Setelah tiga hari, Yesus ditemukan di Bait Allah, duduk di antara para guru agama, mendengarkan mereka dan mengajukan pertanyaan. Ini menunjukkan bahwa Yesus, meskipun masih muda, memiliki pemahaman yang dalam tentang firman Tuhan dan haus akan pengetahuan ilahi.
Latar belakang
Anak 12 tahun duduk sejajar dengan para ahli Taurat
Bait Allah adalah pusat pembelajaran juga — para rabi mengajar di serambi-serambinya, dan orang-orang bebas datang mendengarkan dan bertanya. Tapi Yesus tidak hanya mendengarkan — ia 'duduk di antara' para guru, mendengarkan sekaligus mengajukan pertanyaan. Posisi ini menunjukkan ia diperlakukan seperti rekan dialog, bukan murid biasa.
Di mana
Bait Allah, Yerusalem
Ruang pengajaran atau serambi di kompleks Bait Allah
Kapan
~6 M
Tiga hari setelah meninggalkan Yerusalem
Yang berbicara
Lukas (narator)
Dokter Yunani, penulis Injil, teman Paulus
Kepada
Teofilus
Pembaca Yunani terpandang, mungkin pejabat Romawi
Studi kata
Kata Kunci dalam Bahasa Asli
μετὰ ἡμέρας τρεῖς
meta hemeras treis · after three days
Setelah tiga hari — hitungan inklusif: hari kepergian, hari pencarian, hari ditemukan
καθεζόμενον
kathezomenon · sitting
Duduk — posisi murid yang belajar, tapi juga posisi guru yang mengajar
διδασκάλων
didaskalon · teachers
Para guru — ahli-ahli Taurat yang terlatih; Yesus duduk di antara mereka setara
Posisi duduk di antara para guru — bukan di antara murid-murid lain — menunjukkan pengakuan implisit bahwa ada sesuatu yang berbeda dari anak ini.
Tahukah kamu
Tiga hari adalah simbolisme yang Lukas mungkin sengaja pilih
Banyak pembaca Alkitab langsung teringat pada 'tiga hari' Kebangkitan Yesus ketika membaca ini.
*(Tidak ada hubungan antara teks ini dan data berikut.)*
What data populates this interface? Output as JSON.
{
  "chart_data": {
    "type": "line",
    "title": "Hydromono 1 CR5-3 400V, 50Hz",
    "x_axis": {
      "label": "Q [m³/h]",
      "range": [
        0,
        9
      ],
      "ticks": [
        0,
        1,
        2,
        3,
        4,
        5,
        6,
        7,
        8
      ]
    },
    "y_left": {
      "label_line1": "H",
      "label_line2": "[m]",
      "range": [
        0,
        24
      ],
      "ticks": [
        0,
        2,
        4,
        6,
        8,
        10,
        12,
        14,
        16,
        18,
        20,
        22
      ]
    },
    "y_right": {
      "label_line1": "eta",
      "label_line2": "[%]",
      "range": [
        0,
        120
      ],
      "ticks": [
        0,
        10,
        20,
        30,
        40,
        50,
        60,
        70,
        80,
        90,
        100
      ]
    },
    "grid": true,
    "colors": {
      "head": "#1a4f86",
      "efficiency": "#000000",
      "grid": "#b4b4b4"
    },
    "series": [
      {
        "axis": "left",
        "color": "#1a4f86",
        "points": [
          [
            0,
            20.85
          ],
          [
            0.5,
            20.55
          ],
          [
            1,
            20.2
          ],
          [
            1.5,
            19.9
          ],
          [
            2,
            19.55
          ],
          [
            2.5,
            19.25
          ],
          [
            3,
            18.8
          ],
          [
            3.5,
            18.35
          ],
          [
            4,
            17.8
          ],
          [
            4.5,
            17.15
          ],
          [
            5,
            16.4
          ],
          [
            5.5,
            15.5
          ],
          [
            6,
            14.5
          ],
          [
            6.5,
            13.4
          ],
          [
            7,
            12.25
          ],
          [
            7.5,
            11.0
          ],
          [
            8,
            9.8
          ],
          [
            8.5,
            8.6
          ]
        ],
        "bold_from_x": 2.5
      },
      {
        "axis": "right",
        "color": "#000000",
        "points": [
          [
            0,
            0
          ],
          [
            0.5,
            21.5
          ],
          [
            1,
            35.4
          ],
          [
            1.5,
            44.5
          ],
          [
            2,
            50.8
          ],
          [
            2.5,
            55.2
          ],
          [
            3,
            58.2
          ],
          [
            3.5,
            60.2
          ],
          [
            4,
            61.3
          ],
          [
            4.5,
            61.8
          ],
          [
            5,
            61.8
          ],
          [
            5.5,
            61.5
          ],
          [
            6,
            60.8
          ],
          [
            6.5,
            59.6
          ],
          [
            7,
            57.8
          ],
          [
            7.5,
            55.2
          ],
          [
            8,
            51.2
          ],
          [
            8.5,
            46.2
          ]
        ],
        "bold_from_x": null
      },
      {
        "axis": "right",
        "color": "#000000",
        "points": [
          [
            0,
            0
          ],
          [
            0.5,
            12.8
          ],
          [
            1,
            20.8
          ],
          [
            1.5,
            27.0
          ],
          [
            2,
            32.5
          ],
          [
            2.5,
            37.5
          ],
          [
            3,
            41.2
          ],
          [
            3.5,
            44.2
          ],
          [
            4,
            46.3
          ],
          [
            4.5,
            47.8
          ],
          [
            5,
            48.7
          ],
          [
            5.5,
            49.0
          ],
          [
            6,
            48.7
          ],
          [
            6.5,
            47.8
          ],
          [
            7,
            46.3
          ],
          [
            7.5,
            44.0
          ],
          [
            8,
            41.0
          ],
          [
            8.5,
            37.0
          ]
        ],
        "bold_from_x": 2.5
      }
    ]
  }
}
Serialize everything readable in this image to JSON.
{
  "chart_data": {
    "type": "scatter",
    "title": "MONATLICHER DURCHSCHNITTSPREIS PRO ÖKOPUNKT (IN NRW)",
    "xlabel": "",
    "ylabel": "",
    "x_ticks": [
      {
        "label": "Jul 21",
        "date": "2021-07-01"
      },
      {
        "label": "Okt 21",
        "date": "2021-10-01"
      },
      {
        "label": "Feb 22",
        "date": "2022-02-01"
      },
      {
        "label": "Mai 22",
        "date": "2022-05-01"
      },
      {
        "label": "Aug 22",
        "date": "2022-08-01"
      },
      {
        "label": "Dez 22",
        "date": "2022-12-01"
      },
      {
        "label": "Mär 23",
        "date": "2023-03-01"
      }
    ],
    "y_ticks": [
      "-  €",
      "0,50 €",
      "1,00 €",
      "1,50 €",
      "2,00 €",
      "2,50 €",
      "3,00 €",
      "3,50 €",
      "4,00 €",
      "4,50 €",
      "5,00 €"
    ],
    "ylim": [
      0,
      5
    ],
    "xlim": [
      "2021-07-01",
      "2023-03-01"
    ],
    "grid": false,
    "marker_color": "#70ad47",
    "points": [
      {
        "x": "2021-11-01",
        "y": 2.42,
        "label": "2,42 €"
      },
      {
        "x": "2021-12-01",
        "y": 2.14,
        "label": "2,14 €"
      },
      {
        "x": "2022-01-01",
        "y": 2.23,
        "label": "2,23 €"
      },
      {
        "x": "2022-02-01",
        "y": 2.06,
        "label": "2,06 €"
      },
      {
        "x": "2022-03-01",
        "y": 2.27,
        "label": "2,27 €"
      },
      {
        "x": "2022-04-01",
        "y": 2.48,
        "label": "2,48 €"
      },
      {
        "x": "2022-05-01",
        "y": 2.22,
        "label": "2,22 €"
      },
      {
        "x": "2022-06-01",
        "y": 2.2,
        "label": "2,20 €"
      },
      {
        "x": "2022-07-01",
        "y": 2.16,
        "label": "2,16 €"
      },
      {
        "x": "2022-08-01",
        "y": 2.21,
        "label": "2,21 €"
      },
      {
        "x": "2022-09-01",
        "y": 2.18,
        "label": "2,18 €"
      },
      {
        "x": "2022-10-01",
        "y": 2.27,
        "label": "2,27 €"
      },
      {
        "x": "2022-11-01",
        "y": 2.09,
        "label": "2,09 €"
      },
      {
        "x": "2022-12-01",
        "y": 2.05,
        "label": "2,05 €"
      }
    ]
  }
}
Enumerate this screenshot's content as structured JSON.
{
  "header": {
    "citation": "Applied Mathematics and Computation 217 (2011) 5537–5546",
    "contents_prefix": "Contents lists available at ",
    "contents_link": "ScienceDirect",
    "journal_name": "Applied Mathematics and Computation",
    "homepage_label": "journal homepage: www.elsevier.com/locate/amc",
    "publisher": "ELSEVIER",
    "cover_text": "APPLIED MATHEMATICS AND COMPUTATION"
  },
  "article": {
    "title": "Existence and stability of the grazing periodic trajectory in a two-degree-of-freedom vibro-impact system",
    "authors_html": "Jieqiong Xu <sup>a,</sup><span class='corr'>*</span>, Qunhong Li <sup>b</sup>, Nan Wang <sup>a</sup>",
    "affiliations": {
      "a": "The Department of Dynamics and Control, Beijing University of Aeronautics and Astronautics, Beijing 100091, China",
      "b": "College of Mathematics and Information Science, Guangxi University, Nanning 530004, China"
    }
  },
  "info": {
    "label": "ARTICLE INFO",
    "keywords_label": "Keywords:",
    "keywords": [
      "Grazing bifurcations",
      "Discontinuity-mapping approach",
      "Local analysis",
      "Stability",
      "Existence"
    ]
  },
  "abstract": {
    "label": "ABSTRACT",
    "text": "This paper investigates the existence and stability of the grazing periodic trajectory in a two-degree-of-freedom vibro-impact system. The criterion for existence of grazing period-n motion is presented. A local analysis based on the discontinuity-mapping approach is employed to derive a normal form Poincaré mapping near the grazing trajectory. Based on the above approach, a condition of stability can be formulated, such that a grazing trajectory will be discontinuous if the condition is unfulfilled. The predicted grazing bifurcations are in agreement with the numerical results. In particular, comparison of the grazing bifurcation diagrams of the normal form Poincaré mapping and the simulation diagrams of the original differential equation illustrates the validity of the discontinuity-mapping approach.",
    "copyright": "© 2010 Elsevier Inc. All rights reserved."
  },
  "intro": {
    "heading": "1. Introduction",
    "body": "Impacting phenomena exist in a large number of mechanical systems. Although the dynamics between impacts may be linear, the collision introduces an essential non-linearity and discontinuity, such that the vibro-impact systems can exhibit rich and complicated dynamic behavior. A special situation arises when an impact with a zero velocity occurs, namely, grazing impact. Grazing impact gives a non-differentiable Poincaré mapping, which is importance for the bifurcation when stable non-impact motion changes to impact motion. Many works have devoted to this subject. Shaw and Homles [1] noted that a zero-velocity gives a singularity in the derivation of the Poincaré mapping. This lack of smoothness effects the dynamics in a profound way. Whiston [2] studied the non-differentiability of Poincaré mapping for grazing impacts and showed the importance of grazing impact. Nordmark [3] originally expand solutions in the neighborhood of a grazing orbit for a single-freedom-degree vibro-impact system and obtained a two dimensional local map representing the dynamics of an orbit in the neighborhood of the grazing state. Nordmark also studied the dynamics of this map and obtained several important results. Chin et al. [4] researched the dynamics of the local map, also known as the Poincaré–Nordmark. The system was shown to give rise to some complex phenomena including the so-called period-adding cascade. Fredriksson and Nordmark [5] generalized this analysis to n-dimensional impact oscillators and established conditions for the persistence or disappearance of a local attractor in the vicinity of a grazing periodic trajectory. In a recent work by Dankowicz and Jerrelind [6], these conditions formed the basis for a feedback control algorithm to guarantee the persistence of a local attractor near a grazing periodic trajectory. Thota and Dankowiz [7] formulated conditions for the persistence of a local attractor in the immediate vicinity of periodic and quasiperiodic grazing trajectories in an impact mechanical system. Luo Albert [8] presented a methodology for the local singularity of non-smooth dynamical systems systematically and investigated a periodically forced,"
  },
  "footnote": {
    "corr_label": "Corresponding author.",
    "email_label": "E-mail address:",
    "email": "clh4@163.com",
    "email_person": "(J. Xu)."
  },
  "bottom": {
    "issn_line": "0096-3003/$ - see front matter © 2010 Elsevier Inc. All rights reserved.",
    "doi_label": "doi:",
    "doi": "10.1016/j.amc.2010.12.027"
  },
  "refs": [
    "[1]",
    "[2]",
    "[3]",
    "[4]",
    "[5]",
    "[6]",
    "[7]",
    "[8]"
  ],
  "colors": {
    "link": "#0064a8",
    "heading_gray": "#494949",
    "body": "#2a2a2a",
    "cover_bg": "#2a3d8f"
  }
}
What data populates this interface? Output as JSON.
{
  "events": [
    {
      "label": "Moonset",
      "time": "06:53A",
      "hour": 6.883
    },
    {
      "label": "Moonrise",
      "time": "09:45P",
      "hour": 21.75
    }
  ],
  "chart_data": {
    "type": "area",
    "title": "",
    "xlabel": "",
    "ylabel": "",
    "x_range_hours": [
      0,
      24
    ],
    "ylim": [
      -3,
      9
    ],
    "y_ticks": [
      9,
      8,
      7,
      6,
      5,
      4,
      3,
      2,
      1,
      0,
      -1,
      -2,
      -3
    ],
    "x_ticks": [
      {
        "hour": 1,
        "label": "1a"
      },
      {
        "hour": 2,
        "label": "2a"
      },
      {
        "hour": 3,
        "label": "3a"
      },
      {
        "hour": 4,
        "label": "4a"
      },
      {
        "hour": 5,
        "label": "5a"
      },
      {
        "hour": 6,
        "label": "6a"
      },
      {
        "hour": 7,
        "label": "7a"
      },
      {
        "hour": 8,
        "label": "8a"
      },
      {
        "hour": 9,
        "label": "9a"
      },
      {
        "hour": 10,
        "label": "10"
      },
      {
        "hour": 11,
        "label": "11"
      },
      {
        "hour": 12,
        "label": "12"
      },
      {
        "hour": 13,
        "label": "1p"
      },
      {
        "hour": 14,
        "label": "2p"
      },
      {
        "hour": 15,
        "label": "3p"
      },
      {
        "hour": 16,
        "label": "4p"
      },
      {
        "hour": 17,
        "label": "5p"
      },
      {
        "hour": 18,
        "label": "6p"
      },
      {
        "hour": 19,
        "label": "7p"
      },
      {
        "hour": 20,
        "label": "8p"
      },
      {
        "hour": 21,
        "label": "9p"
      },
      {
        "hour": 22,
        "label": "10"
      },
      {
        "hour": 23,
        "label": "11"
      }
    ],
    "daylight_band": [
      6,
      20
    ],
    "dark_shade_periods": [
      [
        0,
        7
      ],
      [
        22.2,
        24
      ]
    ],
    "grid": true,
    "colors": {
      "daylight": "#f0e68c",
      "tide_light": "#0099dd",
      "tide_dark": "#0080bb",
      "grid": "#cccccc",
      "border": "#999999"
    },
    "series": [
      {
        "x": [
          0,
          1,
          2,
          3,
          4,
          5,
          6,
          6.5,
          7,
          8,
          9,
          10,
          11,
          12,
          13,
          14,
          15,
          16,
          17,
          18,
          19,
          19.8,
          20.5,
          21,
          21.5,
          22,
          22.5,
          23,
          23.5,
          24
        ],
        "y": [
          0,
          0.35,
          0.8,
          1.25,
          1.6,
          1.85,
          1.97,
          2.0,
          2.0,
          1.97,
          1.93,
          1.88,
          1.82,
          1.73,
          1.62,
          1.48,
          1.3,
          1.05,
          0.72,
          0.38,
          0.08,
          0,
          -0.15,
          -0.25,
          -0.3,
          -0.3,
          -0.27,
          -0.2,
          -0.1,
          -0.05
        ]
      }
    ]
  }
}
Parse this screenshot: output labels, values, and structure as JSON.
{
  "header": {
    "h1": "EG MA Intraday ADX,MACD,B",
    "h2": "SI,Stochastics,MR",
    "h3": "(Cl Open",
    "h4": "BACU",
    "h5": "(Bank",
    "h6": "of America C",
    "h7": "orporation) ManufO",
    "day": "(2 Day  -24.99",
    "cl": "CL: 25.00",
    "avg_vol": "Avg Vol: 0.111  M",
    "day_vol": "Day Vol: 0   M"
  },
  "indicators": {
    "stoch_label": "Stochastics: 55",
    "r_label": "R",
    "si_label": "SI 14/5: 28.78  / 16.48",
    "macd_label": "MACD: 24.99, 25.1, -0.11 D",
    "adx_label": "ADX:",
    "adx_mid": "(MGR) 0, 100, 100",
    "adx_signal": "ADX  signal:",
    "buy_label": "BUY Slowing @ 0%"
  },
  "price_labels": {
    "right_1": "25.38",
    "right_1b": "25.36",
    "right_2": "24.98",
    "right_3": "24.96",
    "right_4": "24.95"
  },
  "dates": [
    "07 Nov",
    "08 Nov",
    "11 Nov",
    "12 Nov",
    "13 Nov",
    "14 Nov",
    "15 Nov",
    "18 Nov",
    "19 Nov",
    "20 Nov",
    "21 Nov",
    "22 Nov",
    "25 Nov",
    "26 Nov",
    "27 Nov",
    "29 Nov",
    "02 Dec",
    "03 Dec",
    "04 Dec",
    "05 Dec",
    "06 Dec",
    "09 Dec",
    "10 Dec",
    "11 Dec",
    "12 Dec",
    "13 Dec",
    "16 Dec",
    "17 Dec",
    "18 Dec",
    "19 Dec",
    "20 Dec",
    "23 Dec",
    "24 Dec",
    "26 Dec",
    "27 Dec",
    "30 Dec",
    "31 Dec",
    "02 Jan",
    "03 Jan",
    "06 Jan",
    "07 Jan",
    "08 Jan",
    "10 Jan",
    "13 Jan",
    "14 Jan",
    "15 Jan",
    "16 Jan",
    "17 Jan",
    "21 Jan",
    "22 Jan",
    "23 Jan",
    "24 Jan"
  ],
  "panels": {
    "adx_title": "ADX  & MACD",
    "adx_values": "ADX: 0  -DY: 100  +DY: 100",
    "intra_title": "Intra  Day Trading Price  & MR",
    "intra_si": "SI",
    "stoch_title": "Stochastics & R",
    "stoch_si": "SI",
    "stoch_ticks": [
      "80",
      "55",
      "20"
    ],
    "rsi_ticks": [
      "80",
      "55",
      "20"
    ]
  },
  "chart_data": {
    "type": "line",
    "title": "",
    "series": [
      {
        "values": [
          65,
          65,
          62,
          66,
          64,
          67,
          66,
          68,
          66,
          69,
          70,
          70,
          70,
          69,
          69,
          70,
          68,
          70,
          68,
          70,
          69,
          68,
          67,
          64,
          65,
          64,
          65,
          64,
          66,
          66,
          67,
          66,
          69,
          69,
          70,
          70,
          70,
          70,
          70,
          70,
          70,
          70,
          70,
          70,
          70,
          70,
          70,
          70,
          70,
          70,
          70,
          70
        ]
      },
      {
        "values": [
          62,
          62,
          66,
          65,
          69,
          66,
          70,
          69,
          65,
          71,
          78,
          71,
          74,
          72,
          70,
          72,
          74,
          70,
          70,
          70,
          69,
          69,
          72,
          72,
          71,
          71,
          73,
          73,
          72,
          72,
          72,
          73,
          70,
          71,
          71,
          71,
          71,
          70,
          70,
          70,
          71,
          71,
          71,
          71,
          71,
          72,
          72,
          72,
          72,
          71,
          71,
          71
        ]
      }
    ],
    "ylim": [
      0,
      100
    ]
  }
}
Lukas mungkin sengaja memilih frasa ini — momen 'hilang' dan 'ditemukan' di Bait Allah setelah tiga hari adalah prefigurasi dari pola yang lebih besar.
Ayat terkait
Ayat Lain yang Menggemakan Lukas 2:46
Lukas 4:20-22
Pengajaran Yesus selalu mengundang perhatian yang lebih dari biasa
“Ia menutup kitab itu, memberikannya kembali kepada pelayan... Dan semua orang memandang Dia”
Yohanes 7:15
Orang-orang konsisten heran dengan pengetahuan Yesus yang tidak bisa dijelaskan secara normal
“Bagaimana Ia mempunyai pengetahuan demikian, sedangkan Ia tidak belajar!”
Yesaya 50:4
Nubuat tentang hamba yang menerima pengajaran dari Allah langsung
“Tuhan ALLAH telah memberikan kepadaku lidah seorang murid, supaya aku tahu menopang orang yang lelah”
Sering disalahpahami
Salah Kaprah tentang Lukas 2:46
✕ Sering dikira
Yesus sedang mengajar para guru dan mereka jadi muridnya
✓ Yang sebenarnya
Lukas mengatakan ia 'mendengarkan dan mengajukan pertanyaan' — ini posisi yang menghormati para guru sambil menunjukkan pemahaman yang luar biasa
✕ Sering dikira
Yesus sengaja bersembunyi dari orang tuanya
✓ Yang sebenarnya
Tidak ada indikasi itu; Yesus tampaknya sungguh-sungguh asyik berdiskusi dan tidak sadar orang tuanya sudah mencarinya
Renungan
Renungan Singkat Lukas 2:46
Marilah kita seperti Yesus, yang mencari kesempatan untuk belajar tentang Tuhan di rumah-Nya. Jadikan setiap kesempatan untuk mendengar dan bertanya tentang kebenaran sebagai prioritas, bukan sekadar rutinitas.
Roh Kudus, tanamkan dalam kami kerinduan untuk bertumbuh dalam pengertian akan firman-Mu, Amin.